A edição de 2024 do Atlas da Violência dedicou um capítulo à análise dos resultados da auditoria realizada pelo Tribunal de Contas da União (TCU) sobre os sistemas de controle e fiscalização de armas e munições no Brasil entre 2019 e 2022, bem como sobre as medidas adotadas pelo poder público após esse período. De acordo com os pesquisadores, o projeto de decreto legislativo (PDL) aprovado pela Câmara dos Deputados em maio para reverter parte das restrições estabelecidas em 2023 para o comércio de armas foi uma “enorme contribuição para o crime organizado e para a insegurança pública da nação”.
No início de 2022, o TCU, a pedido da Comissão de Fiscalização e Controle da Câmara, deu início a uma profunda investigação sobre o funcionamento dos sistemas empregados pelo Exército para o monitoramento do comércio de armas para civis, em especial sobre os registros de Caçador, Atirador Desportivo e Colecionador (CAC), que passaram por uma flexibilização em massa durante o governo de Jair Bolsonaro.
O relatório, como noticiou o Congresso em Foco após a sua conclusão, apontou uma série de falhas no Sistema de Gerenciamento Militar de Armas (Sigma), plataforma adotada pelo Exército, onde deveriam estar, até o início de 2023, todas as informações sobre armas legalizadas no país, incluindo sobre os portadores de registros de CAC. Também foram identificadas falhas no Sistema de Controle da Venda de Munições (Sicovem), operado pela Companhia Brasileira de Cartuchos (CBC), bem como no Sistema Nacional de Armas (Sinarm), operado pela Polícia Federal (PF).
As duas entidades que elaboram anualmente o Atlas da Violência, respectivamente o Fórum Brasileiro de Segurança Pública e o Instituto de Pesquisa Econômica Aplicada (Ipea), vinculado ao Ministério do Planejamento, chamaram atenção para o impacto dessas falhas nos sistemas de fiscalização sobre a própria atividade do crime organizado, conforme revelou a auditoria do TCU.

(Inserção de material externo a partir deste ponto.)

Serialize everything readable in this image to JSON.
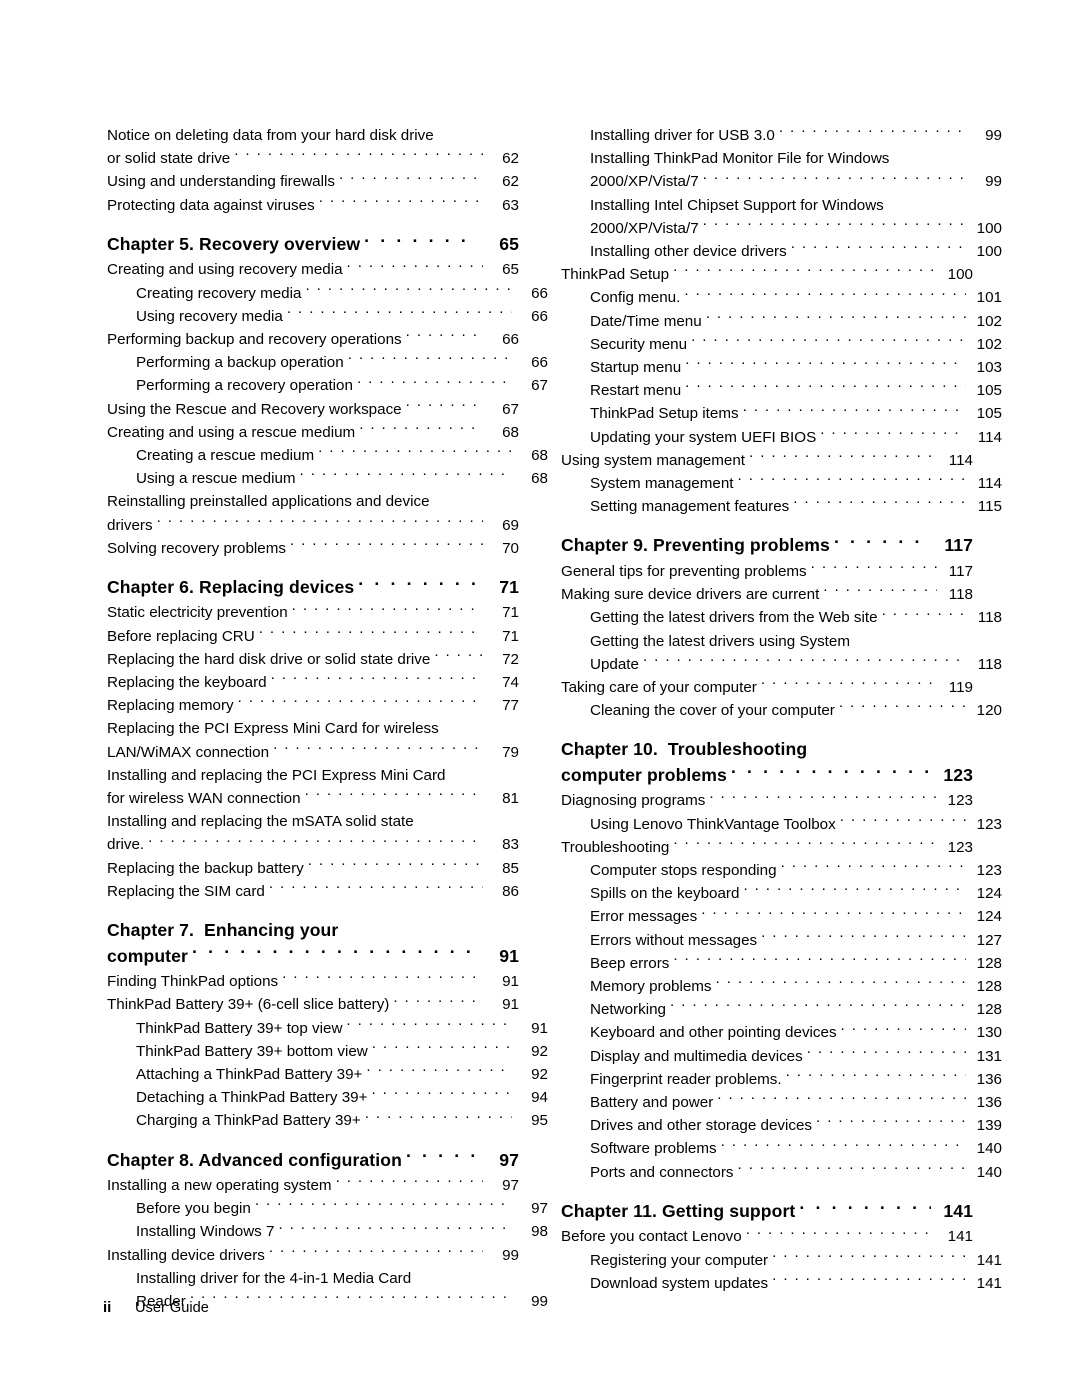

“A equipe de auditoria analisou as apreensões realizadas apenas pela PF entre os anos de 2013 e 2021, concluindo que até 76% das armas de fogo apreendidas podem ter sido adquiridas legalmente e, posteriormente, desviadas para o mercado ilegal”, registraram os pesquisadores no Atlas da Violência.
Em 2023, o Ministério da Justiça, até então sob gestão de Flávio Dino, acolheu uma série de orientações do TCU para resolver as lacunas sobre a fiscalização de armas de fogo, aumentando principalmente o controle sobre CACs. A competência para o monitoramento ficou concentrada na Polícia Federal, armas automáticas foram proibidas, bem como calibres de uso restrito. Também foram estabelecidos limites de compra de munição em proporção à frequência de cada portador de CAC em clubes de tiro, cuja construção ficou proibida em áreas escolares.
PublicidadeNa Câmara dos Deputados, a resposta foi a revogação de diversos trechos do decreto de Flávio Dino. Após acordo com o atual ministro da pasta, Ricardo Lewandowski, o plenário aprovou no fim de maio o Projeto de Decreto Legislativo 206/2024. O texto prevê uma série de exceções às novas restrições, incluindo uma ampla flexibilização nos tipos de armas que podem ser adquiridos por CACs, incluindo automáticas, além do retorno da possibilidade de construção de clubes de tiro próximos a escolas.
O PDL das Armas agora tramita no Senado, e seu conteúdo foi alvo de crítica direta no relatório do Atlas da Violência. “A flexibilização a favor da difusão de armas de fogo na sociedade gera efeitos perversos, como aumento de crimes e facilidades para o crime organizado. Com o supramencionado PDL a Câmara dos Deputados deu uma enorme contribuição para o crime organizado e para a insegurança pública da nação. O que era temerário e falho, piorará ainda mais”, alertaram os pesquisadores.